Adriatica é un’imbarcazione dotata di molti strumenti di aiuto alla navigazione. L’elettronica a bordo é completa come quella di una grossa unità, solo, in dimensioni medie.
2 radar, con portata nominale fino a 48 miglia di cui uno con Overlay (cioé sovrapposizione del tracciato Radar con la Cartografia) e sistema APRA/ARPA che permette di individuare e seguire fino a 10 obbiettivi-ostacoli (chiamati Target) in contemporanea. Una centrale B&G completa che ci dà dati del vento (direzione, velocità, angoli sia apparenti che reali), profondità, velocità, prua e rotta; un pilota in grado di comandare il timone sia riferito ad un angolo stabilito sulla bussola elettronica che rispetto ad un angolo predefinito con il vento e capace di virare o strambare da solo, lasciando il timoniere libero di intervenire in manovre di controllo; un Plotter Cartografico che grazie alla cartografia elettronica ci permette di avere costantemente aggiornata la posizione della barca su una Carta nautica riprodotta sullo schermo; un sonar sottomarino per l’avvicinamento alle scogliere e il passaggio nelle Passe coralline; due GPS che ci danno costantemente la posizione di Adriatica con uno scarto che non supera i 7 metri; un VHF e un SSB, radio a trasmissione per brevi e lunghe disatanze, che sono in grado di inviare in caso di pericolo una richiesta di soccorso con posizione, nome e tipo di avaria; questo stesso servizio può essere reso dal Mini-M e dall’Inmarsat-C, due altri strumenti di comunicazione via satellite; un sistema mail via radio, seppur basico, ma molto funzionale: é tramite questo sistema, chiamato PACTOR III, che Silvia riceve i giornali di bordo da noi, qui in Pacifico; un sistema FAX per ricevere le carte meteo e un Navtex che invece riceve bollettini e avvisi ai naviganti sotto forma di testo; un programma di navigazione che interprera, registra, ipotizza, simula ogni nostra opzione prima che sia realmente messa in pratica…
insomma, una vera e propria centrale elettronica che ci aiuta nelle scelte e nella gestione della navigazione.

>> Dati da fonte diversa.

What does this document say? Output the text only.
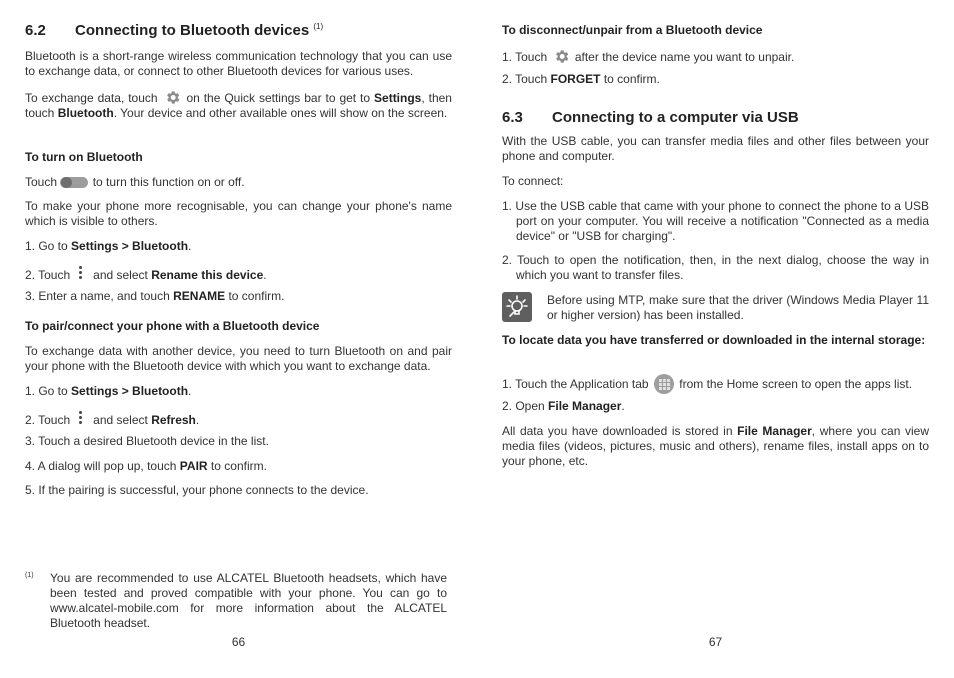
6.2 Connecting to Bluetooth devices $^{(1)}$
Bluetooth is a short-range wireless communication technology that you can use to exchange data, or connect to other Bluetooth devices for various uses.
To exchange data, touch on the Quick settings bar to get to Settings, then touch Bluetooth. Your device and other available ones will show on the screen.
To turn on Bluetooth
Touch	to turn this function on or off.
To make your phone more recognisable, you can change your phone's name which is visible to others.
1. Go to Settings > Bluetooth.
2. Touch and select Rename this device.
3. Enter a name, and touch RENAME to confirm.
To pair/connect your phone with a Bluetooth device
To exchange data with another device, you need to turn Bluetooth on and pair your phone with the Bluetooth device with which you want to exchange data.
1. Go to Settings > Bluetooth.
2. Touch and select Refresh.
3. Touch a desired Bluetooth device in the list.
4. A dialog will pop up, touch PAIR to confirm.
5. If the pairing is successful, your phone connects to the device.
(1) You are recommended to use ALCATEL Bluetooth headsets, which have been tested and proved compatible with your phone. You can go to www.alcatel-mobile.com for more information about the ALCATEL Bluetooth headset.
66
To disconnect/unpair from a Bluetooth device
1. Touch after the device name you want to unpair.
2. Touch FORGET to confirm.
6.3 Connecting to a computer via USB
With the USB cable, you can transfer media files and other files between your phone and computer.
To connect:
1. Use the USB cable that came with your phone to connect the phone to a USB port on your computer. You will receive a notification "Connected as a media device" or "USB for charging".
2. Touch to open the notification, then, in the next dialog, choose the way in which you want to transfer files.
Before using MTP, make sure that the driver (Windows Media Player 11 or higher version) has been installed.
To locate data you have transferred or downloaded in the internal storage:
1. Touch the Application tab	from the Home screen to open the apps list.
2. Open File Manager.
All data you have downloaded is stored in File Manager, where you can view media files (videos, pictures, music and others), rename files, install apps on to your phone, etc.
67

E a noi che resta da fare, allora?

Beh, a noi resta il controllo di tutto questo. A noi resta la conoscenza dell’arte marinaresca (mai dimenticarla!!!) che subentra in caso di Panne del sistema. A noi resta l’interpretazione delle carte meteo e la scelta delle opzioni di rotta. A noi restano le manovre di giorno e di notte, i turni stancanti, il timore per l’oggetto sconosciuto segnalato dal Radar che ci è invisibile nell’inchiostro della notte oceanica.

A noi resta la fresca sensazione della brezza che ci scompiglia i capelli o la sferzata dell’onda che frange in coperta.

A noi resta l’andatura inclinata e barcollante che perdura per alcuni giorni dopo essere arrivati a terra e l’insonnia delle prime notti in porto.

A noi resta l’essere uomini.

A noi resta il Libero Arbitrio e… tuttu ciò che ne segue!